Aber es war zu spät. Lady Audley mußte die Nachricht von meinem Eintreffen bereits weitergegeben haben, denn noch während ich mir krampfhaft den Kopf nach einer plausiblen Ausrede zerbrach, tauchte sie in Begleitung Lady Penderguests wieder aus der Menge auf und steuerte zielsicher auf Howard und mich los.
Als ich mich diesmal zu Howard umwandte, war der Ausdruck in seinen Augen der pure Zorn. Aber er sagte nichts mehr.
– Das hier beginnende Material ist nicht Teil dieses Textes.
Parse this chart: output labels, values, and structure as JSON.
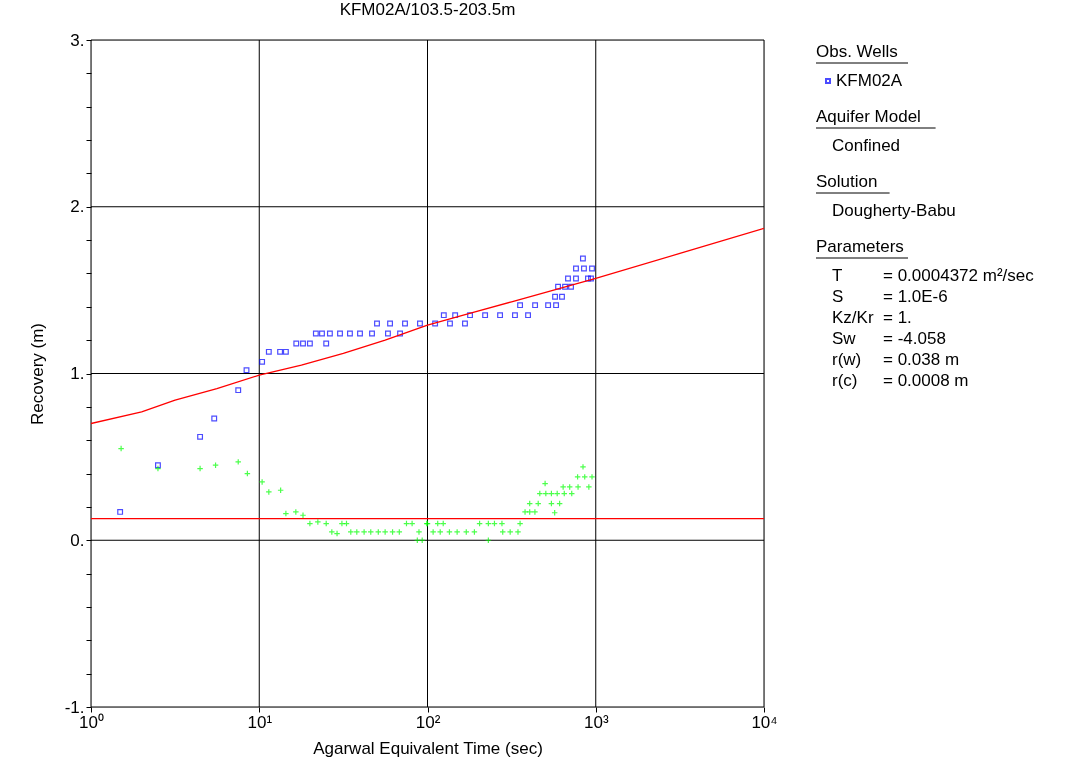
{
  "chart_data": {
    "type": "scatter",
    "title": "KFM02A/103.5-203.5m",
    "xlabel": "Agarwal Equivalent Time (sec)",
    "ylabel": "Recovery (m)",
    "log": "x",
    "xlim": [
      1,
      10000
    ],
    "xticks": [
      {
        "value": 1,
        "label": "10⁰"
      },
      {
        "value": 10,
        "label": "10¹"
      },
      {
        "value": 100,
        "label": "10²"
      },
      {
        "value": 1000,
        "label": "10³"
      },
      {
        "value": 10000,
        "label": "10⁴"
      }
    ],
    "ylim": [
      -1,
      3
    ],
    "yticks": [
      {
        "value": -1,
        "label": "-1."
      },
      {
        "value": -0.8,
        "label": null
      },
      {
        "value": -0.6,
        "label": null
      },
      {
        "value": -0.4,
        "label": null
      },
      {
        "value": -0.2,
        "label": null
      },
      {
        "value": 0,
        "label": "0."
      },
      {
        "value": 0.2,
        "label": null
      },
      {
        "value": 0.4,
        "label": null
      },
      {
        "value": 0.6,
        "label": null
      },
      {
        "value": 0.8,
        "label": null
      },
      {
        "value": 1,
        "label": "1."
      },
      {
        "value": 1.2,
        "label": null
      },
      {
        "value": 1.4,
        "label": null
      },
      {
        "value": 1.6,
        "label": null
      },
      {
        "value": 1.8,
        "label": null
      },
      {
        "value": 2,
        "label": "2."
      },
      {
        "value": 2.2,
        "label": null
      },
      {
        "value": 2.4,
        "label": null
      },
      {
        "value": 2.6,
        "label": null
      },
      {
        "value": 2.8,
        "label": null
      },
      {
        "value": 3,
        "label": "3."
      }
    ],
    "grid": true,
    "legend": "right",
    "legend_title": "Obs. Wells",
    "series": [
      {
        "name": "KFM02A",
        "color": "#0000ff",
        "type": "scatter",
        "marker": "square",
        "x": [
          1.49,
          2.5,
          4.45,
          5.4,
          7.5,
          8.4,
          10.4,
          11.4,
          13.3,
          14.4,
          16.6,
          18.2,
          20,
          25,
          21.7,
          23.6,
          26.3,
          30.2,
          34.6,
          39.7,
          46.8,
          58.2,
          68.7,
          50.1,
          59.9,
          73.5,
          90.2,
          111,
          136,
          167,
          125,
          146,
          179,
          220,
          270,
          331,
          396,
          355,
          436,
          521,
          581,
          573,
          630,
          597,
          657,
          713,
          684,
          763,
          899,
          937,
          763,
          851,
          950,
          839
        ],
        "values": [
          0.17,
          0.45,
          0.62,
          0.73,
          0.9,
          1.02,
          1.07,
          1.13,
          1.13,
          1.13,
          1.18,
          1.18,
          1.18,
          1.18,
          1.24,
          1.24,
          1.24,
          1.24,
          1.24,
          1.24,
          1.24,
          1.24,
          1.24,
          1.3,
          1.3,
          1.3,
          1.3,
          1.3,
          1.3,
          1.3,
          1.35,
          1.35,
          1.35,
          1.35,
          1.35,
          1.35,
          1.35,
          1.41,
          1.41,
          1.41,
          1.41,
          1.46,
          1.46,
          1.52,
          1.52,
          1.52,
          1.57,
          1.57,
          1.57,
          1.57,
          1.63,
          1.63,
          1.63,
          1.69
        ]
      },
      {
        "color": "#00ff00",
        "type": "scatter",
        "marker": "cross",
        "x": [
          1.51,
          2.5,
          4.45,
          5.5,
          7.5,
          8.5,
          10.4,
          11.4,
          13.4,
          14.4,
          16.5,
          18.2,
          20,
          22.3,
          25,
          27,
          29,
          31,
          33,
          35,
          38,
          42,
          46,
          51,
          56,
          62,
          68,
          75,
          81,
          87,
          89,
          93,
          99,
          100,
          108,
          115,
          124,
          119,
          135,
          150,
          170,
          190,
          204,
          230,
          250,
          277,
          230,
          280,
          310,
          345,
          355,
          380,
          405,
          435,
          405,
          455,
          500,
          465,
          505,
          545,
          570,
          545,
          610,
          590,
          650,
          720,
          640,
          700,
          785,
          840,
          780,
          860,
          950,
          910
        ],
        "values": [
          0.55,
          0.43,
          0.43,
          0.45,
          0.47,
          0.4,
          0.35,
          0.29,
          0.3,
          0.16,
          0.17,
          0.15,
          0.1,
          0.11,
          0.1,
          0.05,
          0.04,
          0.1,
          0.1,
          0.05,
          0.05,
          0.05,
          0.05,
          0.05,
          0.05,
          0.05,
          0.05,
          0.1,
          0.1,
          0.0,
          0.05,
          0.0,
          0.1,
          0.1,
          0.05,
          0.1,
          0.1,
          0.05,
          0.05,
          0.05,
          0.05,
          0.05,
          0.1,
          0.1,
          0.1,
          0.1,
          0.0,
          0.05,
          0.05,
          0.05,
          0.1,
          0.17,
          0.17,
          0.17,
          0.22,
          0.22,
          0.34,
          0.28,
          0.28,
          0.28,
          0.165,
          0.22,
          0.22,
          0.28,
          0.28,
          0.28,
          0.32,
          0.32,
          0.32,
          0.44,
          0.38,
          0.38,
          0.38,
          0.32
        ]
      },
      {
        "color": "#ff0000",
        "type": "line",
        "x": [
          1,
          2,
          3.16,
          5.6,
          10,
          17.8,
          31.6,
          56,
          100,
          178,
          316,
          562,
          1000,
          3162,
          10000
        ],
        "values": [
          0.7,
          0.77,
          0.84,
          0.91,
          0.99,
          1.05,
          1.12,
          1.2,
          1.29,
          1.36,
          1.43,
          1.5,
          1.57,
          1.72,
          1.87
        ]
      }
    ],
    "ref_lines": [
      {
        "axis": "y",
        "value": 0.13,
        "color": "#ff0000"
      }
    ],
    "annotations": [
      "Aquifer Model",
      "Confined",
      "Solution",
      "Dougherty-Babu",
      "Parameters",
      "T = 0.0004372 m²/sec",
      "S = 1.0E-6",
      "Kz/Kr = 1.",
      "Sw = -4.058",
      "r(w) = 0.038 m",
      "r(c) = 0.0008 m"
    ]
  }
}
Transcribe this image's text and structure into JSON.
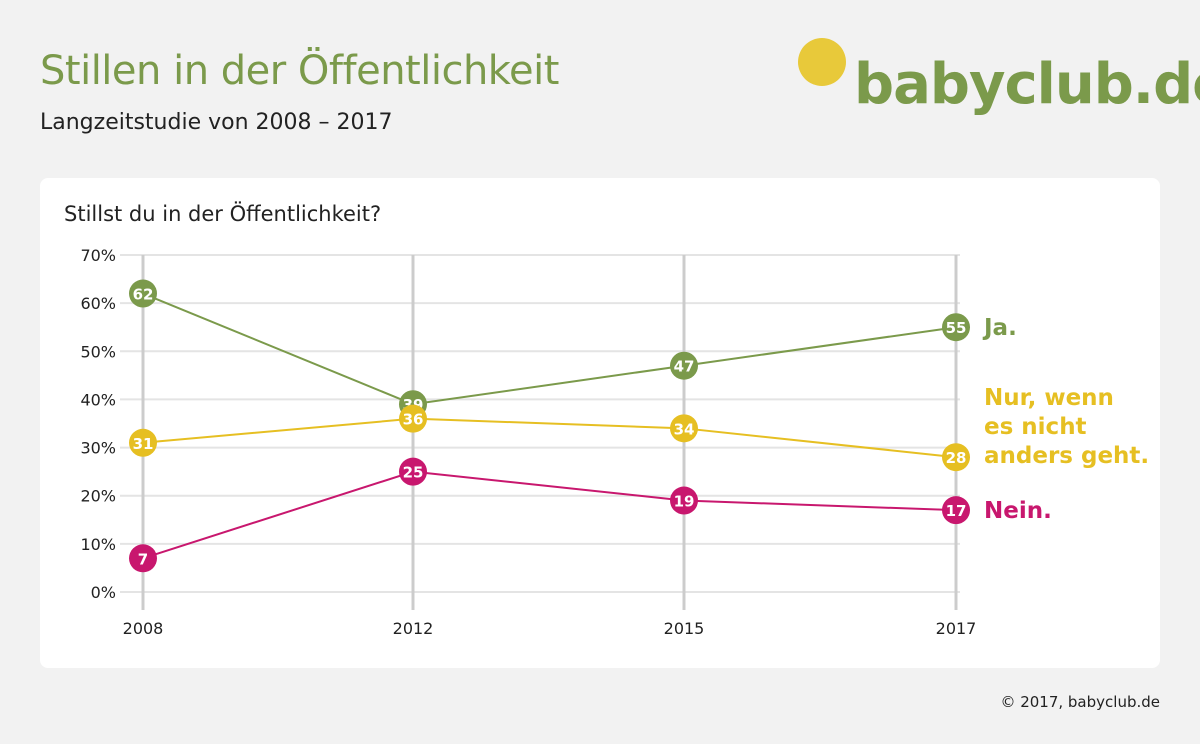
{
  "header": {
    "title": "Stillen in der Öffentlichkeit",
    "subtitle": "Langzeitstudie von 2008 – 2017"
  },
  "logo": {
    "text": "babyclub.de"
  },
  "footer": {
    "copyright": "© 2017, babyclub.de"
  },
  "colors": {
    "ja": "#7b9a4b",
    "nur": "#e6bf22",
    "nein": "#c8176e",
    "grid": "#e4e4e4",
    "vgrid": "#cccccc"
  },
  "chart_data": {
    "type": "line",
    "title": "Stillst du in der Öffentlichkeit?",
    "categories": [
      "2008",
      "2012",
      "2015",
      "2017"
    ],
    "ylim": [
      0,
      70
    ],
    "yticks": [
      "0%",
      "10%",
      "20%",
      "30%",
      "40%",
      "50%",
      "60%",
      "70%"
    ],
    "grid": true,
    "legend": "right, at line ends",
    "series": [
      {
        "name": "Ja.",
        "values": [
          62,
          39,
          47,
          55
        ],
        "color": "#7b9a4b"
      },
      {
        "name": "Nur, wenn es nicht anders geht.",
        "label_lines": [
          "Nur, wenn",
          "es nicht",
          "anders geht."
        ],
        "values": [
          31,
          36,
          34,
          28
        ],
        "color": "#e6bf22"
      },
      {
        "name": "Nein.",
        "values": [
          7,
          25,
          19,
          17
        ],
        "color": "#c8176e"
      }
    ]
  }
}
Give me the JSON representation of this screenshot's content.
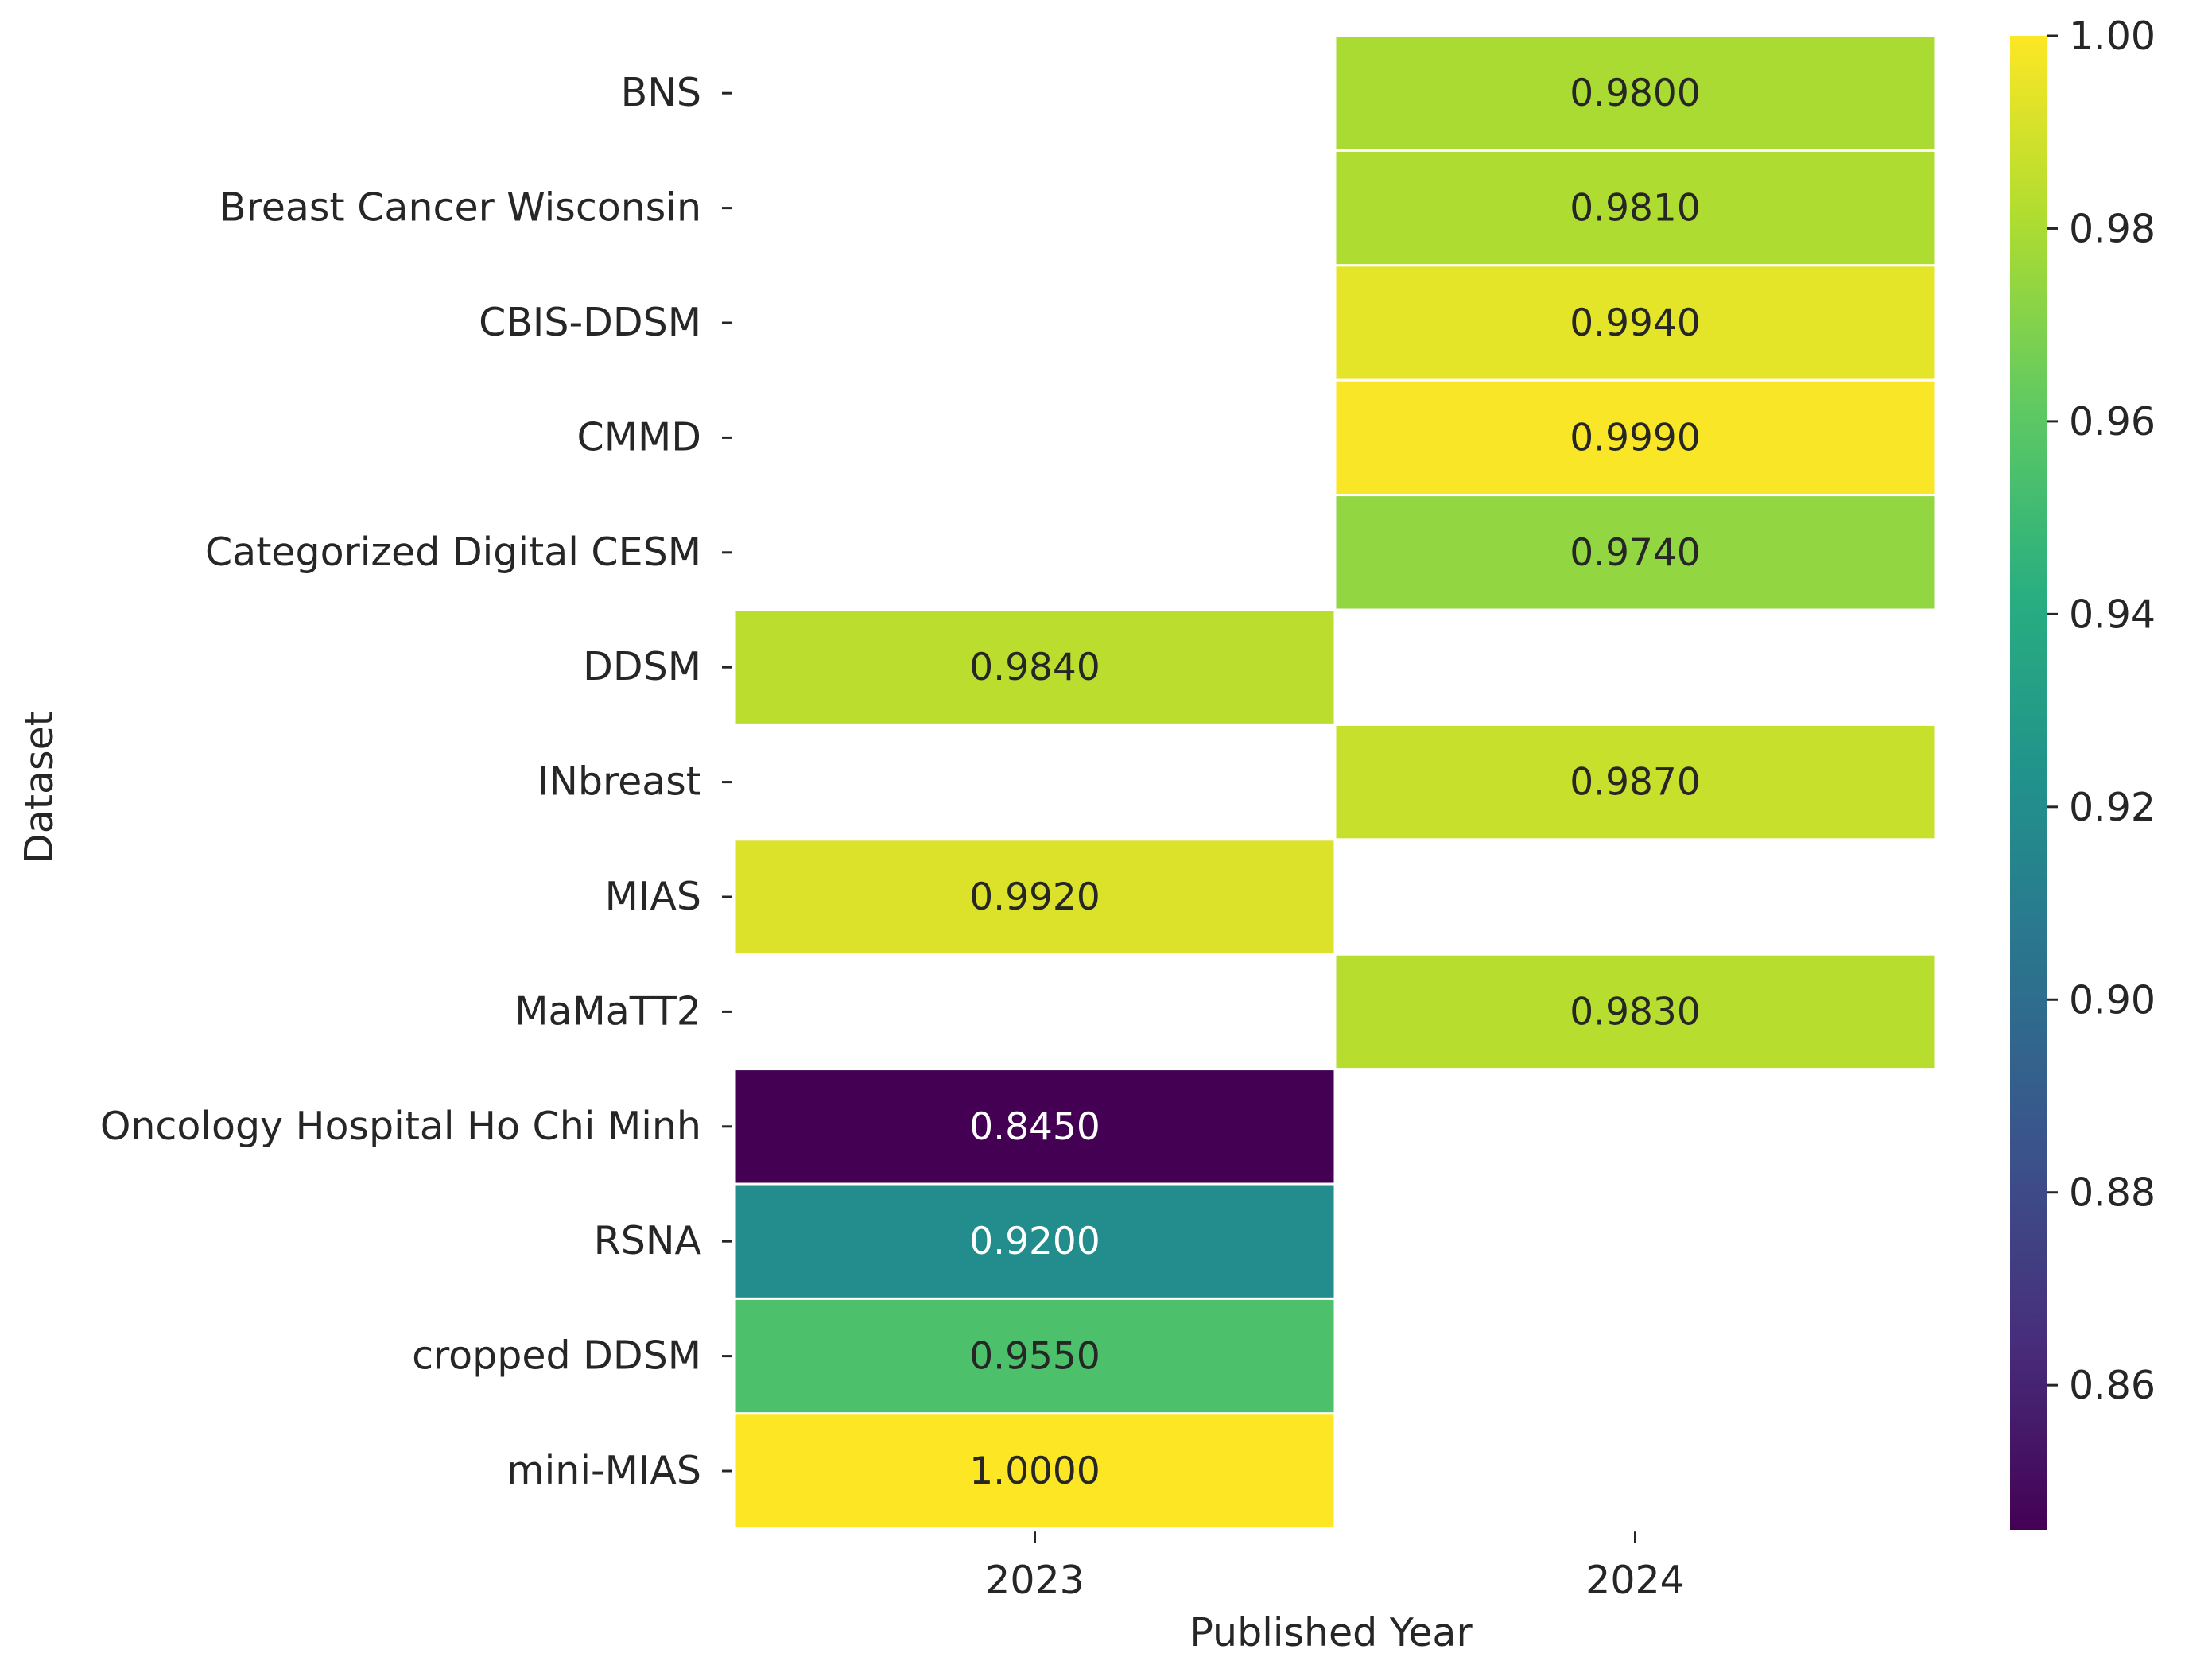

Seufzend folgte ich Lady Audley. Sie selbst höchstpersönlich schloß das Zimmer hinter uns ab, nachdem der letzte Teilnehmer unser illustren Runde die kleine Bibliothek betreten hatte, und wie üblich hatten sich zwei Diener vor der Tür postiert, um dafür zu sorgen, daß wir auch wirklich nicht gestört wurden.
Howard und ich nahmen nebeneinander an dem großen, runden Tisch Platz, der zusammen mit den dazugehörigen Stühlen die gesamte Einrichtung des Raumes bildete. Er hatte kein Wort mehr mit mir gesprochen, seit unserer Beinahe-Auseinandersetzung unten im Saal. Und er wich auch meinem Blick aus. Trotzdem war ich froh, daß er geblieben war. Er würde rasch begreifen, daß es sich wirklich nur um einen harmlosen Hokuspokus handelte.
Lady Penderguest löschte nacheinander die Kandelaber, die an den Wänden brannten, und der Raum versank in schattigem Halbdunkel. Schließlich brannte nur noch eine einzige, matte Gaslampe und tauchte den Tisch in eine Insel gelblicher Helligkeit, die an den Rändern verschwamm und alles, was jenseits ihrer Grenzen lag, zu schemenhaften Schatten verblassen ließ.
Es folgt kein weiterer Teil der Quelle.